Par Geneviève Cusson, Orthopédagogue M.A. et Geneviève Chénier, M.Sc.S. Orthophoniste

Chronique orthopédagogique Mystère et boule de gomme, Ski-se-Dit, septembre 2021

Avoir le mot sur le bout de la langue : une difficulté d’accès lexical

L’accès lexical, ça vous dit quelque chose ? Il s’agit d’un bien grand mot pour un phénomène que nous vivons tous à chaque instant.  L’accès lexical est le chemin emprunté dans notre cerveau pour trouver les mots que nous souhaitons dire, voire même ceux que nous pensons. C’est notre capacité à accéder aux mots que nous connaissons, ceux utilisés couramment comme ceux enfouis dans notre mémoire. C’est donc dire qu’à chacune de nos pensées et paroles, nous empruntons le chemin de l’accès lexical. 

 

Parallèlement, nous avons tous aussi expérimenté une difficulté d’accès lexical. Vous savez, cette forte sensation de connaitre le mot et d’être incapable de le récupérer en mémoire. Avoir ce qu’on appelle communément “ le mot sur le bout de la langue ”. Comme si notre cerveau ne retrouvait pas le chemin qui mène au mot que nous cherchons, empruntant les diverses routes de nos souvenirs et expériences… en vain ! Une difficulté d’accès lexical s’avère parfois même collective où, malgré nos têtes rassemblées, nous n’arrivons pas à retrouver le mot recherché. Quelle frustration ! Quelle rigolade !

 

Vivre ce phénomène de temps à autre entraîne bien peu de conséquences dans notre quotidien. Cependant, pour les individus qui vivent avec un trouble d’accès lexical, la recherche des mots est hautement plus fréquente que pour les individus en général. Je me souviens d’une élève pour qui nous soupçonnons un trouble développemental du langage ou une légère déficience intellectuelle, alors que les évaluations neuropsychologiques ont révélé une intelligence normale, mais un trouble d’accès lexical d’une très grande sévérité.

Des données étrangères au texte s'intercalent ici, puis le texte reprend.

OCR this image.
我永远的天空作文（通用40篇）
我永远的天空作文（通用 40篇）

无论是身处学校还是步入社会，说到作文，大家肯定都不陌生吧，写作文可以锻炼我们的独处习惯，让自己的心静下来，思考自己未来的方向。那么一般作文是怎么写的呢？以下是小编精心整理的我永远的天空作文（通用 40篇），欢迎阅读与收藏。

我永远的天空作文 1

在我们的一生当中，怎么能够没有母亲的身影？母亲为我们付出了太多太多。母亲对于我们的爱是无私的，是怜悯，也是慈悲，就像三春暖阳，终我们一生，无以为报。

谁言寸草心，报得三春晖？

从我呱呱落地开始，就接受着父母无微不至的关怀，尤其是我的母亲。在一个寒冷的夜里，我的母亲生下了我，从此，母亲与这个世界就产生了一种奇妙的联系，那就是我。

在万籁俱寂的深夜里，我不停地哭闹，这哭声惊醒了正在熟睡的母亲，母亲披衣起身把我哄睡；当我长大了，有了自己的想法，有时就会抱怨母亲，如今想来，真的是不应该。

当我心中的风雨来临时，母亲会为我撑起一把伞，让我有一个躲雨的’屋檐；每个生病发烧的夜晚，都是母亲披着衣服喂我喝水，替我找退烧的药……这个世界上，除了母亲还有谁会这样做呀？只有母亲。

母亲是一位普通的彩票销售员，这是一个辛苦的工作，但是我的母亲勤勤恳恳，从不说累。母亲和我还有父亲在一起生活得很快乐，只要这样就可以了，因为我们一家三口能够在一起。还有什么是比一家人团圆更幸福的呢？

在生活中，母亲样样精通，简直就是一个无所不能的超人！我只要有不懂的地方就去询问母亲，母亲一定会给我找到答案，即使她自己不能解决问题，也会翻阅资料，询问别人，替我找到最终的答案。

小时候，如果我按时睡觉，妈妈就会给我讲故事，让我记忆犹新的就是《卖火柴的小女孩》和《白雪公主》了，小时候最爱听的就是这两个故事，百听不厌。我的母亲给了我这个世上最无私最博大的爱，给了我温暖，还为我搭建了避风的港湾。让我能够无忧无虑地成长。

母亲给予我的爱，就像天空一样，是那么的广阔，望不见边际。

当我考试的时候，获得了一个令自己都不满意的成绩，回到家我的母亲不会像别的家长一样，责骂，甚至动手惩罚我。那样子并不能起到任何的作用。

Il va sans dire que ce trouble peut affecter l’autonomie fonctionnelle d’un individu. Dans le cas de cette élève, le trouble est dit  développemental. Il peut aussi être acquis des suites d’un accident cérébral par exemple ou neurodégénératif. Enfin, des individus de tous âges peuvent en être affectés.

 

Un trouble d’accès lexical affecte principalement la communication, et ce, de manière fréquente et constante. Ses manifestations ne sont pas circonstancielles, liées à la fatigue par exemple. Les individus atteints peuvent manifester un délai fréquent avant de nommer un objet ou une personne, faire de trop nombreuses pauses ou répéter certains mots. Ce délai s’agit du temps occasionné par la course aux mots parmi les multiples chemins de la mémoire. Ces individus utilisent trop fréquemment des mots indéfinis tels que « truc », “chose” ou “affaire” pour nommer des objets relativement communs. Pour pallier l’absence de mots, ils miment et décrivent l’objet ou l’action plutôt que de nommer. Par exemple, ils utilisent  » c’est la fille, la fille qui coupe les cheveux ” plutôt que de dire “ coiffeuse ”. Par ailleurs, il leur arrive de substituer des mots par des mots semblables, voire même d’en inventer de nouveaux. Par exemple, le mot “ perruque ” peut être dit  “ perruche ”, et “ octogone », “ otragone ”.  La conversation avec une personne atteinte d’un trouble d’accès lexical peut nous paraître imprécise, lente, inefficace et peut parfois faire perdre patience à certains d’entre nous.

 

La difficulté à mettre des mots sur sa pensée, à décrire et  à expliquer clairement son raisonnement, n’affecte pas que la communication orale. La communication écrite en est aussi atteinte. Pour bien des individus dits “ normaux ”, il est difficile de mettre par écrit ses pensées, d’utiliser les mots justes, d’organiser ses idées avec clarté et cohérence, d’appliquer les règles syntaxiques, etc. Pour les individus atteints d’un trouble d’accès lexical, ce défi est décuplé. Leur discours écrit est souvent bien décousu. Les mots sont répétitifs et le vocabulaire, perçu comme pauvre (alors qu’il peut en être tout autre !) puisque la personne manque souvent de temps pour réviser son texte et trouver les bons mots. Les mauvais résultats obtenus en écriture à l’école leur ont appris à être concis. En conséquence, ils perdent beaucoup de points aux questions à développement aux examens de sciences et d’histoire, par exemple. Ce n’est pas faute de maîtriser la matière ! Parallèlement, le trouble d’accès lexical serait étroitement lié à la dyslexie et à la dysorthographie puisqu’il semble aussi affecter l’accès aux mots écrits.

 

Peu importe l’âge et les responsabilités de la personne présentant des difficultés d’accès lexical, elle nécessite du soutien de votre part. D’abord, on se doit d’être patient et lui laisser le temps de trouver ses mots. Il est aidant de la questionner pour l’aider à clarifier son idée. Si le délai de réponse persiste, on peut lui proposer des choix de réponse : on lui met ainsi les mots recherchés dans la bouche ! Reformuler en détail et chronologiquement son récit peut aussi être aidant. De la sorte, la personne peut apercevoir ses incohérences et l’absence de certaines informations importantes. Elle peut ainsi ajuster son discours en vue de mieux se faire comprendre. Bref, que ce soit à l’oral ou à l’écrit, votre bienveillance fait toute la différence.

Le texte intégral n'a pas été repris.